Sorry to be so unspiritual, if that’s what it means, but I do not feel compassion for him, no more than I would for Hitler, Stalin or Mussolini. Brian Wilson, someone who knows his history and the why of our addiction to war, torture and the like, called Obama a totalitarian monster no less than the worst monarchs and dictators in world history.”

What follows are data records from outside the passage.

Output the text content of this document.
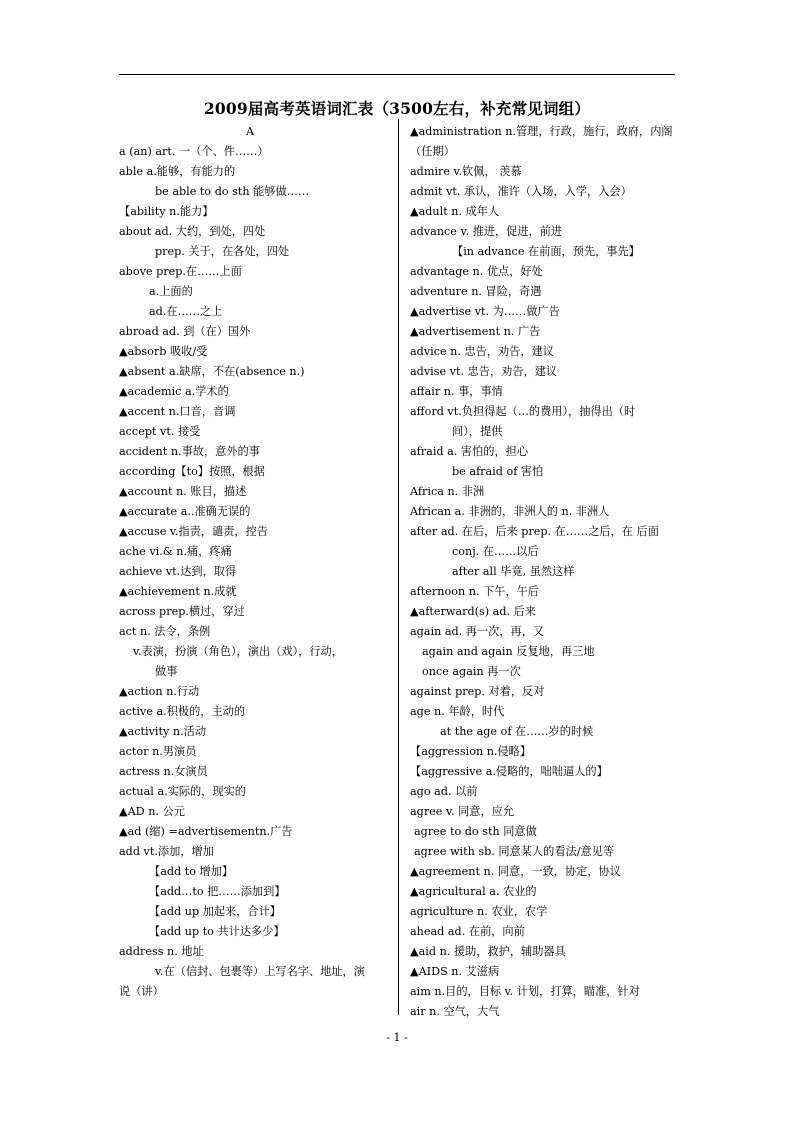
2009届高考英语词汇表（3500左右，补充常见词组）
A
a (an) art. 一（个、件……）
able a.能够，有能力的
be able to do sth 能够做……
【ability n.能力】
about ad. 大约，到处，四处
prep. 关于，在各处，四处
above prep.在……上面
a.上面的
ad.在……之上
abroad ad. 到（在）国外
▲absorb 吸收/受
▲absent a.缺席，不在(absence n.)
▲academic a.学术的
▲accent n.口音，音调
accept vt. 接受
accident n.事故，意外的事
according【to】按照，根据
▲account n. 账目，描述
▲accurate a..准确无误的
▲accuse v.指责，谴责，控告
ache vi.& n.痛，疼痛
achieve vt.达到，取得
▲achievement n.成就
across prep.横过，穿过
act n. 法令，条例
v.表演，扮演（角色），演出（戏），行动，
做事
▲action n.行动
active a.积极的，主动的
▲activity n.活动
actor n.男演员
actress n.女演员
actual a.实际的，现实的
▲AD n. 公元
▲ad (缩) =advertisementn.广告
add vt.添加，增加
【add to 增加】
【add…to 把……添加到】
【add up 加起来，合计】
【add up to 共计达多少】
address n. 地址
v.在（信封、包裹等）上写名字、地址，演
说（讲）
▲administration n.管理，行政，施行，政府，内阁
（任期）
admire v.钦佩， 羡慕
admit vt. 承认，准许（入场，入学，入会）
▲adult n. 成年人
advance v. 推进，促进，前进
【in advance 在前面，预先，事先】
advantage n. 优点，好处
adventure n. 冒险，奇遇
▲advertise vt. 为……做广告
▲advertisement n. 广告
advice n. 忠告，劝告，建议
advise vt. 忠告，劝告，建议
affair n. 事，事情
afford vt.负担得起（…的费用），抽得出（时
间），提供
afraid a. 害怕的，担心
be afraid of 害怕
Africa n. 非洲
African a. 非洲的，非洲人的 n. 非洲人
after ad. 在后，后来 prep. 在……之后，在 后面
conj. 在……以后
after all 毕竟, 虽然这样
afternoon n. 下午，午后
▲afterward(s) ad. 后来
again ad. 再一次，再，又
again and again 反复地，再三地
once again 再一次
against prep. 对着，反对
age n. 年龄，时代
at the age of 在……岁的时候
【aggression n.侵略】
【aggressive a.侵略的，咄咄逼人的】
ago ad. 以前
agree v. 同意，应允
agree to do sth 同意做
agree with sb. 同意某人的看法/意见等
▲agreement n. 同意，一致，协定，协议
▲agricultural a. 农业的
agriculture n. 农业，农学
ahead ad. 在前，向前
▲aid n. 援助，救护，辅助器具
▲AIDS n. 艾滋病
aim n.目的，目标 v. 计划，打算，瞄准，针对
air n. 空气，大气
- 1 -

I do feel a kind of disdainful pity for people who continue to cling to the illusion that he is really a good person at heart. No, this is a man who has gone further into destructive evil than his predecessor, G.W. Bush, in every way. The prisons, drone strikes, the NSA surveillance he approves of and backs, what he is allowing to be done to the environment – he is the smoothest-talking, most double-dealing hypocrite we have ever had as President. Dr. Cornel West, a wonderful, soulful and brilliant man,exposed Obama’s huge hypocrisy around the Trayvon Martin case on Democracy Now the other day.  Please watch it. You won’t be sorry.  Send it to friends who still cling to Obama’s hypocrisy of “hope they can believe in.”
As bad as he is, it’s much more than Obama, it’s our whole self-centered, unsustainable, materialistic way of life since the beginning, since Columbus landed. Indigenous people respected the earth, lived for the most part in accordance with it and their way of life has almost been totally wiped out. Their elders, who still hold the ancient wisdom may be our last hope.
Yesterday, I think I had more than 300 calories. At one point, because I felt so crappy, I ate a small banana and then felt guilty. Maybe because of that indiscretion I was over 300 calories for the day. Sue me. I want so much to eat and relieve this struggle within mostly my mind and emotions, but still have 8 or 9 days to go until Aug. 4th, when I break the hunger strike in the evening at the mosque in Albany with Elliott. The Imam has welcomed this and the Peace and Justice community is also warmly invited. I am looking forward to this profound occasion for a number of reasons besides being finally able to actually eat again. Two U.S. military veterans, who are against war, against torture, a Christian and a Jew, will be breaking bread with Muslims during Ramadan. It will be 58 days then for me — much more for Elliott.
My 21-year-old daughter, now in California, always an inspiration and dearer to me than the world, said a few days ago, “Dad, you can make it. It’s only ten days.”  Just those few words of encouragement meant a lot. Always, she has been supportive and proud of my social justice activities. Blessed is anyone to have such a daughter.
It was just great to see Elliott in DC at the Hart Senate House for the hearing. The man is thin as a rail but still so committed, solid, upbeat and strong. It also was wonderful to be with another good friend and inspiration on many levels, Diane Wilson. Art Laffin also, who was there at the Hart and read and spoke soulfully, told me his group of Catholic Workers were praying regularly for all the hunger strikers. That meant a lot.
Am trying so hard to keep from flying off the handle – the toughest element of not eating for me. The physical part is not as difficult. I still have to get through July 30, where I will almost certainly be arrested, as will others as we take a stand for the prisoners.  Had planned to break the fast after that but now will wait until the evening of Aug. 4.
Please try to be there on the 30th,  at least in support outside if possible and inside if you are willing to not carry ID and stand firm representing a prisoner.
I am on hunger strike for/and in solidarity with all prisoners in Guantanamo, Bagram Prison, other U.S. “Black Site” prisons still in existence around the world and also with the Palestinian people and the almost 5,000 Palestinian prisoners currently held and tortured in Israeli prisons. My heart and solidarity go out to all of them. I am with Eugene Debs who said, “While there is a soul in prison, I am not free.”